I would push back with passion that AI writes “legitimately” better, as it has no character except the smoothed mean of all internet voices. The millennial gray of prose.
surfacedetail|11 days ago
zigzag312|12 days ago
Similar thing happens when something is designed by a committee. Good for an average use, but not really great for anything specific.
littlestymaar|13 days ago
It may write “objectively better”, but the very distinct feel of all AI generated prose makes it immediately recognizable as artificial and unbearable as a result.
aaplok|13 days ago
People have a distinct voice when they write, including (perhaps even especially) those without formal training in writing. That this voice is grating to the eyes of a well educated reader is a feature that says as much about the reader as it does about the writer.
Funnily enough, professional writers have long recognised this, as is shown by the never-ending list of authors who tried to capture certain linguistic styles in their work, particularly in American literature.

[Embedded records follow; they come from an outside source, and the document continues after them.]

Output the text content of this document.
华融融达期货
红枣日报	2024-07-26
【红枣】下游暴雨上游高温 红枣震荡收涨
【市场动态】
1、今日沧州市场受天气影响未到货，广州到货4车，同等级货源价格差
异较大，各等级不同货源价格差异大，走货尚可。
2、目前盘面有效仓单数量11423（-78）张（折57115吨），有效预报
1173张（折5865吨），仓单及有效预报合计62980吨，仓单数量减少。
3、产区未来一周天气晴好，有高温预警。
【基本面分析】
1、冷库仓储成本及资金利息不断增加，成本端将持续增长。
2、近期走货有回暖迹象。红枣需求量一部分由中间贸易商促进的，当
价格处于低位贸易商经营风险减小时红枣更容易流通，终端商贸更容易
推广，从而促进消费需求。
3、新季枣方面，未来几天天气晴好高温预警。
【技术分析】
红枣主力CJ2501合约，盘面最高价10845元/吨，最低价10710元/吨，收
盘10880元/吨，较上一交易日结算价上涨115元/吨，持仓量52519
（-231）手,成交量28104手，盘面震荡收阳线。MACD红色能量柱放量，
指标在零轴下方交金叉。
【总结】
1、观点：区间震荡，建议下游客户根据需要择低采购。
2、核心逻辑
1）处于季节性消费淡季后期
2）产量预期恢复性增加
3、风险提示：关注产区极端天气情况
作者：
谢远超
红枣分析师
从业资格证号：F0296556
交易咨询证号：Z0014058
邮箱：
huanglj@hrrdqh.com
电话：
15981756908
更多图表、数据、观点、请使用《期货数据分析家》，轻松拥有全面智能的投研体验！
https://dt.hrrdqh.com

There are situations where you may want this class marker to be erased, because being associated with a certain social class can have negative impact on your social prospects. But it remains that something is being lost in the process, and that something is the personality and identity of the writer.
Retric|13 days ago
Which is the real issue, we’re flooding channels not designed for such low effort submissions. AI slop is just SPAM in a different context.
andrewflnr|13 days ago
lucyjojo|9 days ago
JamesBarney|13 days ago
(ordered from best to worst)
1. Author using AI well
2. Author not using AI
3. Author using AI poorly
With the gap between 1 and 2 being driven by the underlying quality of the writer and how well they use AI. A really good writer sees marginal improvements and a really poor one can see vast improvements.
lich_king|13 days ago
But the critical point is that you need to stay in control. And a lot of people just delegate the entire process to an LLM: "here's a thought I had, write a blog post about it", "write a design doc for a system that does X", "write a book about how AI changed my life". And then they ship it and then outsource the process of making sense of the output and catching errors to others.
It also results in the creation of content that, frankly, shouldn't exist because it has no reason to exist. The number of online content that doesn't say anything at all has absolutely exploded in the past 2-3 years. Including a lot of LLM-generated think pieces about LLMs that grace the hallways of HN.